Since the bank's September policy meeting, the sluggish expansion and the U.S. central bank's decision to postpone hiking rates prompted Bank of America Merrill Lynch, JPMorgan Chase and Royal Bank of Scotland to lower their BOE forecasts. The weaker outlook also raises the question of when inflation will be high enough to guarantee a rate lift-off. While Carney has insisted the decision will come in to focus at the turn of the year, consumer-price gains have lagged the central bank’s 2 percent target for 20 months and the most recent data indicated a rate of zero, which means his tone next time should be less hawkish.

Moreover, minutes of the U.S. Monetary Policy Committee’s October meeting will be closely monitored for any change in language on the global environment. Last month’s said that while the central outlook hadn’t changed materially, the risks warranted scrutinizing for any impact on domestic economic activity.

The U.S. data has softened, there’s been no real change in Chinese data, from a very broad view there are further signs of stress in emerging markets.

Forecasts

Most analysts forecast that officials will leave the rates unchanged at 0.5 percent.

Rob Wood, an economist at Bank of America in London and a former BOE official, for instance, predicts an increase of 25 basis points in May next year, compared with February before.
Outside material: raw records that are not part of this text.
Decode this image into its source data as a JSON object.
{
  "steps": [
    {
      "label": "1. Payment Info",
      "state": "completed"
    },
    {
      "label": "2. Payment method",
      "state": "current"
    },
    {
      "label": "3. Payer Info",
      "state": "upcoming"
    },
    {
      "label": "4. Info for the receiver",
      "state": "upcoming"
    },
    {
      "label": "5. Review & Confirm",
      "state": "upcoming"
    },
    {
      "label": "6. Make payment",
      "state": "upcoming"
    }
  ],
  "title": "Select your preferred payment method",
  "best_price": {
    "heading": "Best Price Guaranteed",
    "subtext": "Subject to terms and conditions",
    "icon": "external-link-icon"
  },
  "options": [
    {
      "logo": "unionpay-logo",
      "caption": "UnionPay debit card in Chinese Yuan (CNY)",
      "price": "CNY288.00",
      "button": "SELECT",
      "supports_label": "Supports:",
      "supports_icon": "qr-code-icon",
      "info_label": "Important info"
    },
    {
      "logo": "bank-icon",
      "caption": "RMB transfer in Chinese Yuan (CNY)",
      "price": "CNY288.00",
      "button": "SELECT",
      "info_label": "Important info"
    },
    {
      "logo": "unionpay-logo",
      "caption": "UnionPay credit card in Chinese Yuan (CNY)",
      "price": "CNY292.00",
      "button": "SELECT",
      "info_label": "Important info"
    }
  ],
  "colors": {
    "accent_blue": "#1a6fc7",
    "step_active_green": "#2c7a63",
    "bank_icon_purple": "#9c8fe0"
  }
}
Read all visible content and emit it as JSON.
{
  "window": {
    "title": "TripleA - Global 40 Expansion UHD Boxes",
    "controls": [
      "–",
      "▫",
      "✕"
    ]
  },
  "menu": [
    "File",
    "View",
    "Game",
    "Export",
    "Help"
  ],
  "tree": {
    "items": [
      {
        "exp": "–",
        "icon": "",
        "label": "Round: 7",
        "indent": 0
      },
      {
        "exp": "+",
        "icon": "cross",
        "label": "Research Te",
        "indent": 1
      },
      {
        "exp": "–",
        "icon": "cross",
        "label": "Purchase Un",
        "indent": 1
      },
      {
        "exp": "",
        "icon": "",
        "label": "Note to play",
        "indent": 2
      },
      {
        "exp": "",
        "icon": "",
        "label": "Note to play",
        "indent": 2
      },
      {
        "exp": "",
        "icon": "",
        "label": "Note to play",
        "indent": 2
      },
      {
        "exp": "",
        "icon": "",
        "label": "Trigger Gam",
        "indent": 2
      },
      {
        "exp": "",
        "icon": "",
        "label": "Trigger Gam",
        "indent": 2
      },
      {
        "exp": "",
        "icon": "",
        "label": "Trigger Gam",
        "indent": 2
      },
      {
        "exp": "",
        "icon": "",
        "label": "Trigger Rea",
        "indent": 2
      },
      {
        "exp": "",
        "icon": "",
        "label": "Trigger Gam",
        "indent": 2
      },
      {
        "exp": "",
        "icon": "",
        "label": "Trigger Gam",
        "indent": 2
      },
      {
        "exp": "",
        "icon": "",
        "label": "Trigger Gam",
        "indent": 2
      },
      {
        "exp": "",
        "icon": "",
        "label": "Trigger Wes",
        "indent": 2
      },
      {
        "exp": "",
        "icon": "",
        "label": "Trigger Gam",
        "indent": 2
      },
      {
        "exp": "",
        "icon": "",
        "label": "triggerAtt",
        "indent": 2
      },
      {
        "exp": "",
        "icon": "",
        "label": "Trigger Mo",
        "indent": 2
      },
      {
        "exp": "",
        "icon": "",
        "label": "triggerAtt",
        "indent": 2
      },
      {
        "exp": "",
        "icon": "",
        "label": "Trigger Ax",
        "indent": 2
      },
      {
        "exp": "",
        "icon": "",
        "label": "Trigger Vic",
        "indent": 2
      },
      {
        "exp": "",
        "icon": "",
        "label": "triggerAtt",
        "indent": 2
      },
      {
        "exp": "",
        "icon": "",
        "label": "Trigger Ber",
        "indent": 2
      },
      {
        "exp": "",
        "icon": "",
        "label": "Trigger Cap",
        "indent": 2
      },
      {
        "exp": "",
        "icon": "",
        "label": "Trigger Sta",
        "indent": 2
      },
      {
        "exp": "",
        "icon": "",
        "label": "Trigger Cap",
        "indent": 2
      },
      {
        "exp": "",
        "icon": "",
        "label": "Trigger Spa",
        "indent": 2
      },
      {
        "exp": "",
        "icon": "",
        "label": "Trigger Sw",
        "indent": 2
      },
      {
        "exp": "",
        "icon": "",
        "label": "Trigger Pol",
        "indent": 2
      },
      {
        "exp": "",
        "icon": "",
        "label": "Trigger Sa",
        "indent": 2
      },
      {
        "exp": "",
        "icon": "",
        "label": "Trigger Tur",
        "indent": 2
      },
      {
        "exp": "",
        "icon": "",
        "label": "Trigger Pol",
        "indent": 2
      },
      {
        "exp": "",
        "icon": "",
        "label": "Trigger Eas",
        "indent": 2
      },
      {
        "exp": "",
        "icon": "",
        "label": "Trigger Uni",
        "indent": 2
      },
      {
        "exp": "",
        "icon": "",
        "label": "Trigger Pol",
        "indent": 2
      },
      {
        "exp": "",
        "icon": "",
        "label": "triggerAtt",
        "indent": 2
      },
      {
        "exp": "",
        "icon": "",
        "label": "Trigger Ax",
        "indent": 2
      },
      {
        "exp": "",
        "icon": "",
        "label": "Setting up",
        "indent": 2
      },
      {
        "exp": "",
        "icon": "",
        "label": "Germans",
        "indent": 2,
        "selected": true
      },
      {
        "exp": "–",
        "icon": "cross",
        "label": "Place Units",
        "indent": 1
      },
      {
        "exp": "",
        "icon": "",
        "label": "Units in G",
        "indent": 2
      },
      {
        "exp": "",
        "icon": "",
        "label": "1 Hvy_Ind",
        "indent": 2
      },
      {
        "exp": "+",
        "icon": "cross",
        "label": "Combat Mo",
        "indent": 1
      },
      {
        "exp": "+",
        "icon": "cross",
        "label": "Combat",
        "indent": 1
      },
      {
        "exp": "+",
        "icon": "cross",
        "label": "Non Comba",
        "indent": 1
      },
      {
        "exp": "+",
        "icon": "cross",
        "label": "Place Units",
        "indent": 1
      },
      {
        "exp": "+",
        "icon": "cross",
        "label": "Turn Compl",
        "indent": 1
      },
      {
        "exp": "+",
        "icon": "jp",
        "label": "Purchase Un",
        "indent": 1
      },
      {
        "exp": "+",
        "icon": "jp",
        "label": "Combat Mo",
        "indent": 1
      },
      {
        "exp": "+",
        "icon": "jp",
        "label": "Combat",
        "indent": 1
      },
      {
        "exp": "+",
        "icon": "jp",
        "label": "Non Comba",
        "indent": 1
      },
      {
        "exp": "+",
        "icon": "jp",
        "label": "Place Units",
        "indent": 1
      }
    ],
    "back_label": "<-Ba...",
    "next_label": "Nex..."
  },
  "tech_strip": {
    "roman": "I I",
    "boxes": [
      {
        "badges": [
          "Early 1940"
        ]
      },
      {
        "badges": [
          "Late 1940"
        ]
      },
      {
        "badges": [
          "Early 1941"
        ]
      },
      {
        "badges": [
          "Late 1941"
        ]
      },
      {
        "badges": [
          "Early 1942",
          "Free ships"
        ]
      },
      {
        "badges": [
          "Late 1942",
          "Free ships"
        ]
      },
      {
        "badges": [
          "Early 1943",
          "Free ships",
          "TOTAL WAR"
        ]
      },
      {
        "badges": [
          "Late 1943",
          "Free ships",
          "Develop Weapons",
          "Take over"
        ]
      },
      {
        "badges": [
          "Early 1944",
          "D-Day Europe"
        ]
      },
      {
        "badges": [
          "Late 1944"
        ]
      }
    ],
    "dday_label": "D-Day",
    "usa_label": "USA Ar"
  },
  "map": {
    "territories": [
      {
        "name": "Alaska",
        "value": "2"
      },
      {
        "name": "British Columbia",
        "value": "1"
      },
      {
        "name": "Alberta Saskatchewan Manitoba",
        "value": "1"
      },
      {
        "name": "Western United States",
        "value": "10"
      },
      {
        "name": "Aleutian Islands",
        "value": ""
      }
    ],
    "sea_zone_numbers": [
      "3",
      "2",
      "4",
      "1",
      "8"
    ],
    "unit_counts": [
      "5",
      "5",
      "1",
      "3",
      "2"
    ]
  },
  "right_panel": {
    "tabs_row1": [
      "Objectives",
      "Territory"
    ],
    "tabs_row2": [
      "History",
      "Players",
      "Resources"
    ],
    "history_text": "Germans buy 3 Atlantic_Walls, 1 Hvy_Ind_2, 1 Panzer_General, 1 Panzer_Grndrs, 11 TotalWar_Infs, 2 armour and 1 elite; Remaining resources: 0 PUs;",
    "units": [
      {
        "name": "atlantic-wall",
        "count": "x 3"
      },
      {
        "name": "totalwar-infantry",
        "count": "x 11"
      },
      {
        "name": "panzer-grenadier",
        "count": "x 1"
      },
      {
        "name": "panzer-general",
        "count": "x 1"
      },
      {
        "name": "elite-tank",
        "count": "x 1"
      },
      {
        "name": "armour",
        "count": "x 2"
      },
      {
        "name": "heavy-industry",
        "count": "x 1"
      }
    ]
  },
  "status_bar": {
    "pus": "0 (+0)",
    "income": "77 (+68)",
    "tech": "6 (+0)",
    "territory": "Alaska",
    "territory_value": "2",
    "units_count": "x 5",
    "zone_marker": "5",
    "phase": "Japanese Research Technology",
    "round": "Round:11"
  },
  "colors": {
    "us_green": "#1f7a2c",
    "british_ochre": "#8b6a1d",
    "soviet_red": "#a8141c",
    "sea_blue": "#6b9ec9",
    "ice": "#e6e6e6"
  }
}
Investors see it happening even later than that. For instance, Sonia forward contracts don’t fully price in an increase until after November 2016.

The International Monetary Fund on Tuesday raised its 2015 U.K. growth forecast to 2.5 percent from 2.4 percent. It cut its global numbers to 3.1 percent from 3.3 percent.

So far, one MPC member has suggested that emerging cost pressures justify an immediate tightening. Ian McCafferty has been alone in voting for a quarter-point rate increase in the last two months.

A pickup in pay is driving consumers’ spending power and helping the push for higher rates. Wages rose an annual 2.9 percent in the three months through July - the fastest pace in more than six years. Meanwhile, the country's labor market remains robust, with the jobless rate down to a pre-crisis level of 5.5 percent. And core inflation, excluding volatile components such as food and energy, was 1 percent in August.

However, none of this is sufficient to overcome the challenge of raising rates while there’s no inflation, and thus do not expect raising rates in the nearest term.